I tried to solve this limit $$\lim_{x\to 1} \left(\frac{x}{x-1}-\frac{1}{\ln x}\right)$$ and, without thinking, I thought the result was 1. But, using wolfram to verify, I noticed that the limit is $1/2$.
How can I solve it without Hopital/series/integration, just with known limits (link in comments) /squeeze/basic therem?

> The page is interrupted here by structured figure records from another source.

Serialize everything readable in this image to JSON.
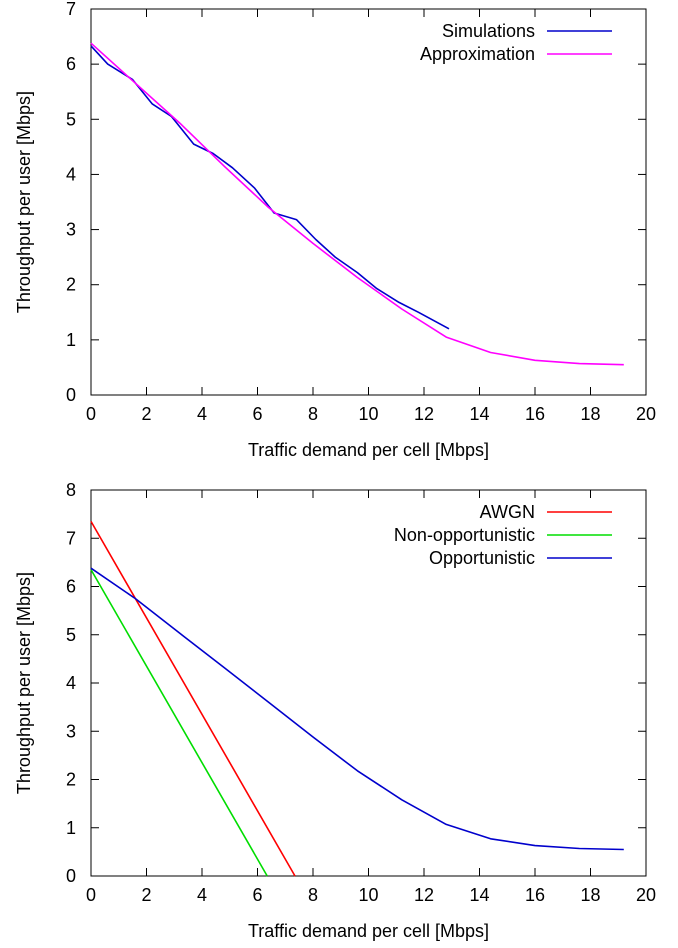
{
  "chart_data": [
    {
      "type": "line",
      "xlabel": "Traffic demand per cell [Mbps]",
      "ylabel": "Throughput per user [Mbps]",
      "xlim": [
        0,
        20
      ],
      "ylim": [
        0,
        7
      ],
      "xticks": [
        0,
        2,
        4,
        6,
        8,
        10,
        12,
        14,
        16,
        18,
        20
      ],
      "yticks": [
        0,
        1,
        2,
        3,
        4,
        5,
        6,
        7
      ],
      "grid": false,
      "legend_position": "top-right",
      "series": [
        {
          "name": "Simulations",
          "color": "#0000cc",
          "x": [
            0,
            0.6,
            1.5,
            2.2,
            2.9,
            3.7,
            4.4,
            5.1,
            5.9,
            6.6,
            7.4,
            8.1,
            8.8,
            9.6,
            10.3,
            11.1,
            11.8,
            12.9
          ],
          "y": [
            6.33,
            6.0,
            5.72,
            5.28,
            5.05,
            4.55,
            4.38,
            4.12,
            3.75,
            3.3,
            3.18,
            2.82,
            2.5,
            2.22,
            1.93,
            1.68,
            1.5,
            1.2
          ]
        },
        {
          "name": "Approximation",
          "color": "#ff00ff",
          "x": [
            0,
            1.5,
            3.2,
            4.8,
            6.4,
            8.0,
            9.6,
            11.2,
            12.8,
            14.4,
            16.0,
            17.6,
            19.2
          ],
          "y": [
            6.38,
            5.7,
            4.93,
            4.15,
            3.4,
            2.75,
            2.13,
            1.56,
            1.05,
            0.77,
            0.63,
            0.57,
            0.55
          ]
        }
      ]
    },
    {
      "type": "line",
      "xlabel": "Traffic demand per cell [Mbps]",
      "ylabel": "Throughput per user [Mbps]",
      "xlim": [
        0,
        20
      ],
      "ylim": [
        0,
        8
      ],
      "xticks": [
        0,
        2,
        4,
        6,
        8,
        10,
        12,
        14,
        16,
        18,
        20
      ],
      "yticks": [
        0,
        1,
        2,
        3,
        4,
        5,
        6,
        7,
        8
      ],
      "grid": false,
      "legend_position": "top-right",
      "series": [
        {
          "name": "AWGN",
          "color": "#ff0000",
          "x": [
            0,
            7.35
          ],
          "y": [
            7.35,
            0
          ]
        },
        {
          "name": "Non-opportunistic",
          "color": "#00dd00",
          "x": [
            0,
            6.35
          ],
          "y": [
            6.35,
            0
          ]
        },
        {
          "name": "Opportunistic",
          "color": "#0000cc",
          "x": [
            0,
            1.6,
            3.2,
            4.8,
            6.4,
            8.0,
            9.6,
            11.2,
            12.8,
            14.4,
            16.0,
            17.6,
            19.2
          ],
          "y": [
            6.38,
            5.75,
            5.03,
            4.32,
            3.6,
            2.88,
            2.18,
            1.58,
            1.07,
            0.77,
            0.63,
            0.57,
            0.55
          ]
        }
      ]
    }
  ]
}
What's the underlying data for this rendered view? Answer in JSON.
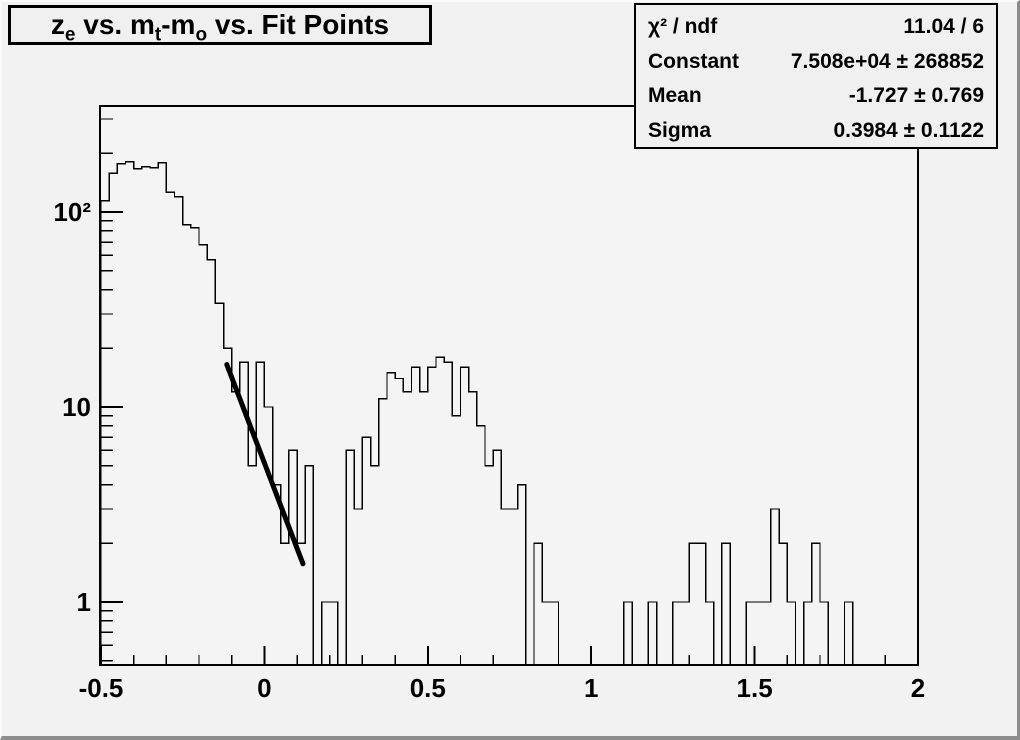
{
  "title": {
    "segments": [
      {
        "text": "z"
      },
      {
        "sub": "e"
      },
      {
        "text": " vs. m"
      },
      {
        "sub": "t"
      },
      {
        "text": "-m"
      },
      {
        "sub": "o"
      },
      {
        "text": " vs. Fit Points"
      }
    ],
    "plain": "z_e vs. m_t-m_o vs. Fit Points"
  },
  "stats": {
    "rows": [
      {
        "label": "χ² / ndf",
        "value": "11.04 / 6"
      },
      {
        "label": "Constant",
        "value": "7.508e+04 ± 268852"
      },
      {
        "label": "Mean",
        "value": "-1.727 ± 0.769"
      },
      {
        "label": "Sigma",
        "value": "0.3984 ± 0.1122"
      }
    ]
  },
  "chart_data": {
    "type": "bar",
    "subtype": "step-histogram",
    "title": "z_e vs. m_t-m_o vs. Fit Points",
    "xlabel": "",
    "ylabel": "",
    "log_y": true,
    "grid": false,
    "xlim": [
      -0.5,
      2.0
    ],
    "ylim": [
      0.47,
      350
    ],
    "bin_start": -0.5,
    "bin_width": 0.025,
    "counts": [
      114,
      158,
      177,
      181,
      167,
      171,
      169,
      179,
      126,
      120,
      86,
      83,
      68,
      57,
      34,
      20,
      12,
      17,
      5,
      17,
      10,
      4,
      2,
      6,
      2,
      5,
      0,
      1,
      1,
      0,
      6,
      3,
      7,
      5,
      11,
      15,
      14,
      12,
      16,
      12,
      16,
      18,
      17,
      9,
      16,
      12,
      8,
      5,
      6,
      3,
      3,
      4,
      0,
      2,
      1,
      1,
      0,
      0,
      0,
      0,
      0,
      0,
      0,
      0,
      1,
      0,
      0,
      1,
      0,
      0,
      1,
      1,
      2,
      2,
      1,
      0,
      2,
      0,
      0,
      1,
      1,
      1,
      3,
      2,
      1,
      0,
      1,
      2,
      1,
      0,
      0,
      1,
      0,
      0,
      0,
      0,
      0,
      0,
      0,
      0
    ],
    "x_ticks": [
      {
        "v": -0.5,
        "label": "-0.5"
      },
      {
        "v": 0,
        "label": "0"
      },
      {
        "v": 0.5,
        "label": "0.5"
      },
      {
        "v": 1,
        "label": "1"
      },
      {
        "v": 1.5,
        "label": "1.5"
      },
      {
        "v": 2,
        "label": "2"
      }
    ],
    "x_minor_step": 0.1,
    "y_ticks": [
      {
        "v": 1,
        "label": "1"
      },
      {
        "v": 10,
        "label": "10"
      },
      {
        "v": 100,
        "label": "10²"
      }
    ],
    "fit": {
      "name": "gaus",
      "chi2_ndf": "11.04 / 6",
      "constant": 75080,
      "constant_err": 268852,
      "mean": -1.727,
      "mean_err": 0.769,
      "sigma": 0.3984,
      "sigma_err": 0.1122,
      "line_x1": -0.115,
      "line_y1": 16.5,
      "line_x2": 0.118,
      "line_y2": 1.57
    },
    "colors": {
      "line": "#000000",
      "fit_line": "#000000",
      "canvas_bg": "#f2f2f2",
      "frame_bg": "#f4f4f4",
      "box_bg": "#f0f0f0",
      "border_dark": "#8d8d8d"
    }
  }
}
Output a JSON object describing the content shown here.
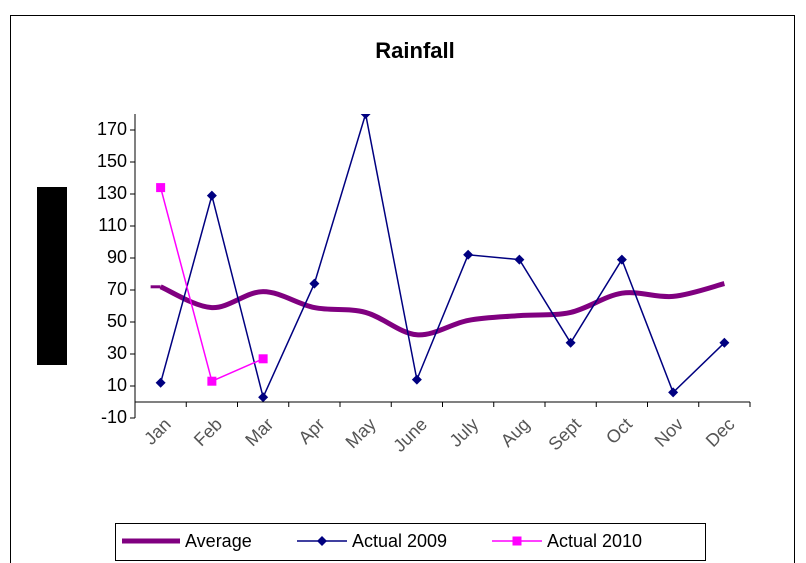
{
  "chart_data": {
    "type": "line",
    "title": "Rainfall",
    "categories": [
      "Jan",
      "Feb",
      "Mar",
      "Apr",
      "May",
      "June",
      "July",
      "Aug",
      "Sept",
      "Oct",
      "Nov",
      "Dec"
    ],
    "series": [
      {
        "name": "Average",
        "color": "#800080",
        "values": [
          72,
          59,
          69,
          59,
          56,
          42,
          51,
          54,
          56,
          68,
          66,
          74
        ]
      },
      {
        "name": "Actual 2009",
        "color": "#000080",
        "values": [
          12,
          129,
          3,
          74,
          180,
          14,
          92,
          89,
          37,
          89,
          6,
          37
        ]
      },
      {
        "name": "Actual 2010",
        "color": "#ff00ff",
        "values": [
          134,
          13,
          27,
          null,
          null,
          null,
          null,
          null,
          null,
          null,
          null,
          null
        ]
      }
    ],
    "ylim": [
      -10,
      180
    ],
    "yticks": [
      -10,
      10,
      30,
      50,
      70,
      90,
      110,
      130,
      150,
      170
    ]
  }
}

I don't have a clue about what I can do, because known limits can't be used ($\ln x = x-1$) without considering the "error" that we don't exactly know!
On
Note that $$\ln(x)=\int_1^x \frac{dt}{t}$$
and that for $1 < t < x$ $$2-t < \frac{1}{t} < \frac{\frac{1}{x}-1}{x-1}(t-1) +1.$$
Integration in $t$ from $1$ to $x$ results in $$0 < \frac{(3-x)(x-1)}{2} < \ln(x) < \frac{(1+\frac{1}{x})(x-1)}{2}$$ for all $x\in(1,3)$. Therefore on the same interval
$$ \frac{2-x}{3-x}<\frac{x}{x-1}-\frac{1}{\ln(x)}< \frac{x}{x+1} $$
and $$\lim_{x\to 1^+}\left(\frac{x}{x-1}-\frac{1}{\ln(x)}\right)=\frac{1}{2}.$$
For $x\in(0,1)$ all inequalities change direction and therefore also
$$\lim_{x\to 1^-}\left(\frac{x}{x-1}-\frac{1}{\ln(x)}\right)=\frac{1}{2}.$$
Hence we will get
$$\lim_{x\to 1}\left(\frac{x}{x-1}-\frac{1}{\ln(x)}\right)=\frac{1}{2}.$$
Set $x=e^{y}$, then $y\to 0$ implies $x\to1$. So $$ \frac{x}{x-1}-\frac1{\ln(x)}=\frac1{1-e^{y}}-\frac1y $$ Using the power series of the exponential, $e^{-y}=1-y+\frac12y^2+O(y^3)$, one can transform to $$ =\frac1{y\bigl(1-\frac12y+O(y^2)\bigr)}-\frac1y=\frac{(1+\frac12y+O(y^2))-1}y=\frac12+O(y) $$